Rabat au cœur de la compétition
Si Casablanca, la plus grande ville du royaume, n’accueillera qu’un seul stade, Rabat, capitale de 1 million d’habitants, en verra quatre. Cette répartition soulève des questions sur l’inclusivité et l’équité territoriale. Par ailleurs, les projets de rénovation urbaine entraînent le relogement de milliers de familles et la gentrification de quartiers historiques.
Le coût des infrastructures sportives est colossal : six stades rénovés pour la CAN représentent 900 millions d’euros, tandis que le Grand stade Hassan II, destiné à la Coupe du monde 2030, coûtera 470 millions d’euros supplémentaires.
Assad : le lion qui incarne l’unité africaine

Pour contrebalancer les critiques et fédérer les supporters, la CAF et le Comité Local d’Organisation ont dévoilé « Assad », la mascotte officielle de la CAN 2025. Inspirée du lion de l’Atlas, figure emblématique du Maroc et symbole de force et de fierté africaine, cette mascotte incarne l’énergie et l’enthousiasme du tournoi.
Présent dans les stades, les fan zones et les événements communautaires, Assad joue un rôle central dans l’animation du tournoi et dans les programmes de développement du football de base.
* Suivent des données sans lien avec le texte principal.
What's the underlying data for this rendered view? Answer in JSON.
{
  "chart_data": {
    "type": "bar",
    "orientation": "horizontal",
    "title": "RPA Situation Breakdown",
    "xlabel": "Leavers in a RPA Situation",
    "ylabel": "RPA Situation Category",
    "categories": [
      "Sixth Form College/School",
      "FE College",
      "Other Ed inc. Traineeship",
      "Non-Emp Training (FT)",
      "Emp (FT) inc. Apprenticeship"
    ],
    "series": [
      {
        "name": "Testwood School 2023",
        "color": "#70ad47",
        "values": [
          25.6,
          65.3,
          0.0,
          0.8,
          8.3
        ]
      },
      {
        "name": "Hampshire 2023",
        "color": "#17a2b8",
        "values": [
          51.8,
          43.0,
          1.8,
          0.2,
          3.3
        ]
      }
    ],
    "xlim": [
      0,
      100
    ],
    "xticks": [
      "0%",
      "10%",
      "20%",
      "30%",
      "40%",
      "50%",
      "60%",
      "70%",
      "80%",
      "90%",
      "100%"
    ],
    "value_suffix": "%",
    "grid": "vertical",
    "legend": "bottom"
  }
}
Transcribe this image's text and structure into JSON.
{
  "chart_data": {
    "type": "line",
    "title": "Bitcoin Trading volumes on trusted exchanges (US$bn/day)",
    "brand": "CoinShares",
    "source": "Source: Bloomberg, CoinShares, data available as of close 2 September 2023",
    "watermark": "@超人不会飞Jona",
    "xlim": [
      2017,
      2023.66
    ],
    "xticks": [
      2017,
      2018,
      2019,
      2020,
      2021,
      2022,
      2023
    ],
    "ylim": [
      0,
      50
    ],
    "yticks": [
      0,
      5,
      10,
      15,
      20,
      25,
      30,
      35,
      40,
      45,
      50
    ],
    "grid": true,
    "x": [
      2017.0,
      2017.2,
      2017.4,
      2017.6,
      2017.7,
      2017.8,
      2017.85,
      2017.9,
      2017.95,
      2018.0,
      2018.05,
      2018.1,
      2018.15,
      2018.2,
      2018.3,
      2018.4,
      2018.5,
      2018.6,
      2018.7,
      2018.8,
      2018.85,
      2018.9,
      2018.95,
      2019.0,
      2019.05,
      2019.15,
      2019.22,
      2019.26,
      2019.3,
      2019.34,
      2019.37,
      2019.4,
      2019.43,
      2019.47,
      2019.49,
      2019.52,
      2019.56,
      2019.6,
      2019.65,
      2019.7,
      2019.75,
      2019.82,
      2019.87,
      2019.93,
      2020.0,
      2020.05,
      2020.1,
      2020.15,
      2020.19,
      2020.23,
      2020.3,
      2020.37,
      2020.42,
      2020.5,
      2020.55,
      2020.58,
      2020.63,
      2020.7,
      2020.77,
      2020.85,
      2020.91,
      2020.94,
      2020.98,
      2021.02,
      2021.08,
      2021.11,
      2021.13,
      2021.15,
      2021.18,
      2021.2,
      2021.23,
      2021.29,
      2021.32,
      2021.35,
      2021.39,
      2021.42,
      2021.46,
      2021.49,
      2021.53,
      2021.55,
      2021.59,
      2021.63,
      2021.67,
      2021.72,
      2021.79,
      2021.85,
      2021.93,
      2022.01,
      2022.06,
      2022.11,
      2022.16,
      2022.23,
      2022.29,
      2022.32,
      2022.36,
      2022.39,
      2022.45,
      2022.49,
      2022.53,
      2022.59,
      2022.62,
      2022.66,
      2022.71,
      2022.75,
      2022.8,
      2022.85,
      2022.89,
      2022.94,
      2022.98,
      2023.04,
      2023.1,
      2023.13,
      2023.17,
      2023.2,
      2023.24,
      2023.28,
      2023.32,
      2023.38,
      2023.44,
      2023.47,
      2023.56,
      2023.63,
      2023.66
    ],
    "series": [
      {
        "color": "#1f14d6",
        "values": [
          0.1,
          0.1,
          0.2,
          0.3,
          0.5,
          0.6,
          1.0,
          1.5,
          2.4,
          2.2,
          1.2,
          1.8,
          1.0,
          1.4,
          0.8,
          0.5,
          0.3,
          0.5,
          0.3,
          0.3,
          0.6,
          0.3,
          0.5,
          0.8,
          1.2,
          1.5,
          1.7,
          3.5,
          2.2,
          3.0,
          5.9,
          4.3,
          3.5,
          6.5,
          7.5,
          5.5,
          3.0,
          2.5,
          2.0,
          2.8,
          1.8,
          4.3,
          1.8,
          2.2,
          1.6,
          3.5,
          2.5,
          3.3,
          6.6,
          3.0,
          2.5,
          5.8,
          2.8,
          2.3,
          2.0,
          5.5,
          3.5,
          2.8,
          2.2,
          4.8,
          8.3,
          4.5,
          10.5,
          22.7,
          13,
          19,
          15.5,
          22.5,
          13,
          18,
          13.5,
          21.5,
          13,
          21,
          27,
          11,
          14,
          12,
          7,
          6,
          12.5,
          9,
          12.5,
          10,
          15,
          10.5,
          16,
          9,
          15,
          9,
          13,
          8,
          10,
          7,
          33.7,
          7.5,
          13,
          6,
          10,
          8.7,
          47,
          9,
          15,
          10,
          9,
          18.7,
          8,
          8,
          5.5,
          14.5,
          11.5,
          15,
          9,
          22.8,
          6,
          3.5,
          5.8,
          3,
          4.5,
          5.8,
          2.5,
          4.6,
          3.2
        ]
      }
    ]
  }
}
Il devient ainsi un symbole de l’identité culturelle du pays et du continent, rappelant que malgré les fractures sociales, le football reste un vecteur de cohésion et de rassemblement.
Entre critiques sociales et rayonnement international
La tenue de la CAN 2025 au Maroc illustre un paradoxe : d’un côté, des dépenses publiques massives suscitent des critiques sur l’injustice sociale et le relogement forcé de familles, de l’autre, l’événement renforce le rayonnement culturel, sportif et diplomatique du royaume.
Comme le souligne le sociologue Abderrahim Bourkia, le football peut être un outil d’intégration et de cohésion sociale si les infrastructures et programmes sont inclusifs et accessibles. L’enjeu pour le Maroc est donc double : accueillir un événement sportif de renommée mondiale tout en répondant aux urgences sociales qui traversent le pays.
Boycott ou non, la CAN 2025 se tiendra et préparera le terrain pour la Coupe du monde 2030, offrant au Maroc l’opportunité de briller à la fois sur le plan sportif et sur la scène internationale.